Zofia und Tom haben eins gemeinsam: Sie sind beide 11 Jahre alt, aber abgesehen davon könnten sie unterschiedlicher kaum sein. Zofia ist wild, laut, impulsiv, mutig und eine begeisterte Schwimmerin, Tom hingegen ein stiller und introvertierter Junge, der sich kaum etwas zutraut und vor vielen Dingen Angst hat. Beide mussten schon früh in ihrem Leben traumatisierende Erfahrungen machen. Während Zofias Mutter kurz nach der Geburt verstorben ist, wächst Tom alleine mit seiner Mutter auf, nachdem der gewalttätige Vater ins Gefängnis kam. Das hat beide auf sehr unterschiedliche Weise geprägt. Dennoch haben sie sich mit ihrem Leben mit nur einem Elternteil gut arrangiert und wünschen sich in ihrem tiefsten Inneren, dass es genauso bleibt.
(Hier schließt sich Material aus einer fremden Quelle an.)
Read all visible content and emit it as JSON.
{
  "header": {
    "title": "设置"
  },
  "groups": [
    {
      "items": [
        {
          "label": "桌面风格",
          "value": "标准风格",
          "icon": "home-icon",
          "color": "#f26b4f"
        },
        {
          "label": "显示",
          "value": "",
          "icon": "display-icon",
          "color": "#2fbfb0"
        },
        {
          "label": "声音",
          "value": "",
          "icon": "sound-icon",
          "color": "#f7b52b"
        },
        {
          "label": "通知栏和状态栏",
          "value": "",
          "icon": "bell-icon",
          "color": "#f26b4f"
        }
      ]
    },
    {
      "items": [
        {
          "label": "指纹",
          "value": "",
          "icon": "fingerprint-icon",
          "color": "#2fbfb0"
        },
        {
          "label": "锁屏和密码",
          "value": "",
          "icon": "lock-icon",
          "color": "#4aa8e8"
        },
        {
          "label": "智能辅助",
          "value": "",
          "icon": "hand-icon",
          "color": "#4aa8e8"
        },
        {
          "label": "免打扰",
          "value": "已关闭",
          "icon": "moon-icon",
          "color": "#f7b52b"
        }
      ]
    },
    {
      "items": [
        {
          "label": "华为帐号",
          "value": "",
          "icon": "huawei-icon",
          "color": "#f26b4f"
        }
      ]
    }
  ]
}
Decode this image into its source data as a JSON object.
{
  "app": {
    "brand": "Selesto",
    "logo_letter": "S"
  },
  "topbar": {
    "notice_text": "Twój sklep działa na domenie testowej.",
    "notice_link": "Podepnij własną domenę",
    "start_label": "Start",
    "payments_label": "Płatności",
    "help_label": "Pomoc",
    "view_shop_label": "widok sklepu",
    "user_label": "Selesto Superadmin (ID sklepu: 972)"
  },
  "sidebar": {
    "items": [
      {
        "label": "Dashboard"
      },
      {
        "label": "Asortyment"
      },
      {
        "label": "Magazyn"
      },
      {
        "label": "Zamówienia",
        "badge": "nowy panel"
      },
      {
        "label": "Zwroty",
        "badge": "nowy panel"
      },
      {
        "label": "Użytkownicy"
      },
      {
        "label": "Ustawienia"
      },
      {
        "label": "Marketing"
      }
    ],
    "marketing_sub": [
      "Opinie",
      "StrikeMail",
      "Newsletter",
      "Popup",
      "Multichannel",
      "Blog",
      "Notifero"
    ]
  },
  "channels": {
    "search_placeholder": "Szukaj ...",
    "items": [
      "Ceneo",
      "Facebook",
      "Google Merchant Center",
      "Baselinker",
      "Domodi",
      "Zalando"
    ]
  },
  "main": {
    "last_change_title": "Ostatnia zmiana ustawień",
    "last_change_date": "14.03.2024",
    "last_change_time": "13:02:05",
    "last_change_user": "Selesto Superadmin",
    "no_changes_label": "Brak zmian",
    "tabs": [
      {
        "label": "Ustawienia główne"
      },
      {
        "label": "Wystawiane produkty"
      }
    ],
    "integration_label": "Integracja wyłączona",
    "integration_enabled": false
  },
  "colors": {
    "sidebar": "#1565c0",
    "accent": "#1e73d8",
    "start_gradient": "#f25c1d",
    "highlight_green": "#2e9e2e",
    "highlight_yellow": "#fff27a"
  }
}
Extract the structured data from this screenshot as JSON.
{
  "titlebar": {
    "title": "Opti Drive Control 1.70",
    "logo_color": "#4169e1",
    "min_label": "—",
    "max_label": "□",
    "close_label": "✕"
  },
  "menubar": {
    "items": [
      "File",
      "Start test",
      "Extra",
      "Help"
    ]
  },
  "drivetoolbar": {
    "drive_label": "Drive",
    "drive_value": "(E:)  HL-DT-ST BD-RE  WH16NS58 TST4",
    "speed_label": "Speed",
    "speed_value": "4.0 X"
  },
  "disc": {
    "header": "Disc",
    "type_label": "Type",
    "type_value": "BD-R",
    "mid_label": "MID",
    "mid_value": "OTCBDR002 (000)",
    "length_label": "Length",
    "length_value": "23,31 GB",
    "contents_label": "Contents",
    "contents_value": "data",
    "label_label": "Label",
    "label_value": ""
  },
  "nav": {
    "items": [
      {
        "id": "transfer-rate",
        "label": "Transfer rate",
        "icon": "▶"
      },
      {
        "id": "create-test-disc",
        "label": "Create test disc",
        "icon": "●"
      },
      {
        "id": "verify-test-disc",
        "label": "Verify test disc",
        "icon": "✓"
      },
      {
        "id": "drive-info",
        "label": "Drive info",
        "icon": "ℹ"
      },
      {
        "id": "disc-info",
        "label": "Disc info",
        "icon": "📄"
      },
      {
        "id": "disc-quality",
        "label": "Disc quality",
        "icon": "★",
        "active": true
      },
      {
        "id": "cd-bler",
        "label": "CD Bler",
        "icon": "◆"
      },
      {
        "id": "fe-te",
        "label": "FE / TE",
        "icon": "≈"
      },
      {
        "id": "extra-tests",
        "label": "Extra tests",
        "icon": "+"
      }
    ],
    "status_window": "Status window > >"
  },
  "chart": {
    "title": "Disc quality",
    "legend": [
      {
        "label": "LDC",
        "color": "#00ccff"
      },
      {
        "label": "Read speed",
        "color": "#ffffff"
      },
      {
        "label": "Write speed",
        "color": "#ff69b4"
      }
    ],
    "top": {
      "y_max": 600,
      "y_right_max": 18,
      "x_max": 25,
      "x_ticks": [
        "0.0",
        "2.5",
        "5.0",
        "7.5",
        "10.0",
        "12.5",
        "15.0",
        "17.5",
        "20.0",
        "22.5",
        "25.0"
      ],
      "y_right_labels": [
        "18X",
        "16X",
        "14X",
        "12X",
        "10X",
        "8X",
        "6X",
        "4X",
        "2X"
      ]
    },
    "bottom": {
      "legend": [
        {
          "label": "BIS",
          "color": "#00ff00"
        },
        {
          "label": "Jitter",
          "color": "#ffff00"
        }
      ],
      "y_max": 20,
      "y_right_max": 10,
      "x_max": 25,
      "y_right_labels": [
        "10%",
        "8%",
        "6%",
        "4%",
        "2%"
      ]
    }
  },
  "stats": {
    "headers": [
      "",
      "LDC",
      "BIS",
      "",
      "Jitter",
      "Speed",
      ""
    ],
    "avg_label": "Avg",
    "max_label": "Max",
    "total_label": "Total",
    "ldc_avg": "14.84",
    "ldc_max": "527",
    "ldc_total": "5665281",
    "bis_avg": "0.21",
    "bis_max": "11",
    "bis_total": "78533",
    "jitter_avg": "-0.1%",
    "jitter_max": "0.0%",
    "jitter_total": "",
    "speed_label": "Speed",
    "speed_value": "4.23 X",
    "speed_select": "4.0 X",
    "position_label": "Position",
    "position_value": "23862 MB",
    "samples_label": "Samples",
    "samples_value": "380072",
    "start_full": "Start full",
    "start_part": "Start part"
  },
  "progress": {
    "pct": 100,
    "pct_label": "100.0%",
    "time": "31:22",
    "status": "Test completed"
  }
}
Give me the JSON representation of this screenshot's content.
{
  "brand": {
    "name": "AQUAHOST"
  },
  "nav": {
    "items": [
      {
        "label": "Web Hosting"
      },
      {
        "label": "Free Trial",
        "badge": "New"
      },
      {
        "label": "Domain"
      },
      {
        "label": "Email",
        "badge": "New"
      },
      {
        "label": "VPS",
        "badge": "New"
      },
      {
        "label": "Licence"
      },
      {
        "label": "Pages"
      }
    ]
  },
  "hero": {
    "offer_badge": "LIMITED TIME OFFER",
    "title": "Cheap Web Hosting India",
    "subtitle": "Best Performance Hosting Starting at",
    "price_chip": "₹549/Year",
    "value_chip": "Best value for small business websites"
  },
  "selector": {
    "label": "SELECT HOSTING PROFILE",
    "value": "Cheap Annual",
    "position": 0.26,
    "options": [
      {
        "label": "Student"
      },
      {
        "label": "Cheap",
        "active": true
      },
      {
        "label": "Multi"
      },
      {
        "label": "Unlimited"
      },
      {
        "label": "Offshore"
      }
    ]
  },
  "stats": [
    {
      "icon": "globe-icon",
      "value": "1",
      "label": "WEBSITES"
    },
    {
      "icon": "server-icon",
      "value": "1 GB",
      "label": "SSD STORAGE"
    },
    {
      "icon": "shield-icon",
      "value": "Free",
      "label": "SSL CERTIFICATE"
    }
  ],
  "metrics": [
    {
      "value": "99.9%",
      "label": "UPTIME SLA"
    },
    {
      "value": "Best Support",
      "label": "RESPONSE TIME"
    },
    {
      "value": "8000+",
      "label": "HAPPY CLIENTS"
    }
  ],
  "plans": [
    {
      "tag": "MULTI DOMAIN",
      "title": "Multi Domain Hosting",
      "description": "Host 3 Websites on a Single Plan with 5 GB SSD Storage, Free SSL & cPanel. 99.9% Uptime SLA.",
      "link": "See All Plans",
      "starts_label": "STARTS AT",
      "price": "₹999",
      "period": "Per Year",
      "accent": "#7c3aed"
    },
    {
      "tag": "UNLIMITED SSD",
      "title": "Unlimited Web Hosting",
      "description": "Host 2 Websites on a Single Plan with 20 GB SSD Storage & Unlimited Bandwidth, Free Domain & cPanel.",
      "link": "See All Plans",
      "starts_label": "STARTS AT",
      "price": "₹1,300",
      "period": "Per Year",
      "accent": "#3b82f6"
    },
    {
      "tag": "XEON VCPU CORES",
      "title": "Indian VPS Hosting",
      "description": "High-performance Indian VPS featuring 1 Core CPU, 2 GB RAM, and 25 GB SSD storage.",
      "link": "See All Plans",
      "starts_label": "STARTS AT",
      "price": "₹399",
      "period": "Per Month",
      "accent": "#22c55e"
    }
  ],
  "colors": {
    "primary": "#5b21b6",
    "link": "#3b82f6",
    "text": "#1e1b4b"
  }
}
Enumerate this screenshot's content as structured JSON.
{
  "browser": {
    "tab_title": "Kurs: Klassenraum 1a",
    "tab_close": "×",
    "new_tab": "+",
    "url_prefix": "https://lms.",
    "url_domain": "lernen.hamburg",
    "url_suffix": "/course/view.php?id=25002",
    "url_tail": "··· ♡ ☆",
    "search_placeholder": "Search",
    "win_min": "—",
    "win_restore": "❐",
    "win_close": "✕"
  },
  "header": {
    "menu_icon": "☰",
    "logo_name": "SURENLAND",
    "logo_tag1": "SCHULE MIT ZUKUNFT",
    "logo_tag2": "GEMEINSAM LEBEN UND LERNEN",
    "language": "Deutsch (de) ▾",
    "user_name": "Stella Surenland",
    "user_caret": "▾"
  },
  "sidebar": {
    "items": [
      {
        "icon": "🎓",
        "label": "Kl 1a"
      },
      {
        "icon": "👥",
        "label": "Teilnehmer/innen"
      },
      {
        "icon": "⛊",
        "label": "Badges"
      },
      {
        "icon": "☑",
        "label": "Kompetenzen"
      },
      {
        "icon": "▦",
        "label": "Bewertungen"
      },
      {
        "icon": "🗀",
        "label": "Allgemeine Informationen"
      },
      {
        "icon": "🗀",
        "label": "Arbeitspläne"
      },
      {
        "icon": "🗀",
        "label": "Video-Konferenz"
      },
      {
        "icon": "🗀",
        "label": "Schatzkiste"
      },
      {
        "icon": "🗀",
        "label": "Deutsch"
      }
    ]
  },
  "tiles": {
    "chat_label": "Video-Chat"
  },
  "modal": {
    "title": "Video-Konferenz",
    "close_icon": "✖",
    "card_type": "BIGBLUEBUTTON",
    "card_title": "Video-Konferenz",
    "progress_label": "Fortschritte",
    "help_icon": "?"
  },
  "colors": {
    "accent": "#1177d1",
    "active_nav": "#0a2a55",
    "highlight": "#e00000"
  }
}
Doch allem Wünschen zum Trotz bleibt im Leben selten etwas so, wie es ist: Als die Eltern der beiden sich ineinander verlieben, werden Zofia und Tom unfreiwillig zu Geschwistern und damit vor große Herausforderungen gestellt. Während Zofias Angst, den Vater teilen zu müssen, sich in ungebremster Wut entlädt, fürchtet Tom ihre wilde ungestüme Art, die seine Ängste weiter wachsen lässt. Eine schwierige Situation, die sich verschärft, als sich in der Patchworkfamilie ein Baby ankündigt, bei dem schon vor der Geburt ein Herzfehler festgestellt wird. Am Ende ist es jedoch die gemeinsame Sorge um das Baby, die alle zusammenschweißt. Auch Zofia und Tom finden zueinander. Sie erkennen, dass sich hinter Zofias Wut ganz viel Angst verbirgt und Tom manchmal viel mutiger ist, als man denkt, und sie beginnen sich in ihrer Andersartigkeit zu akzeptieren und zu unterstützen.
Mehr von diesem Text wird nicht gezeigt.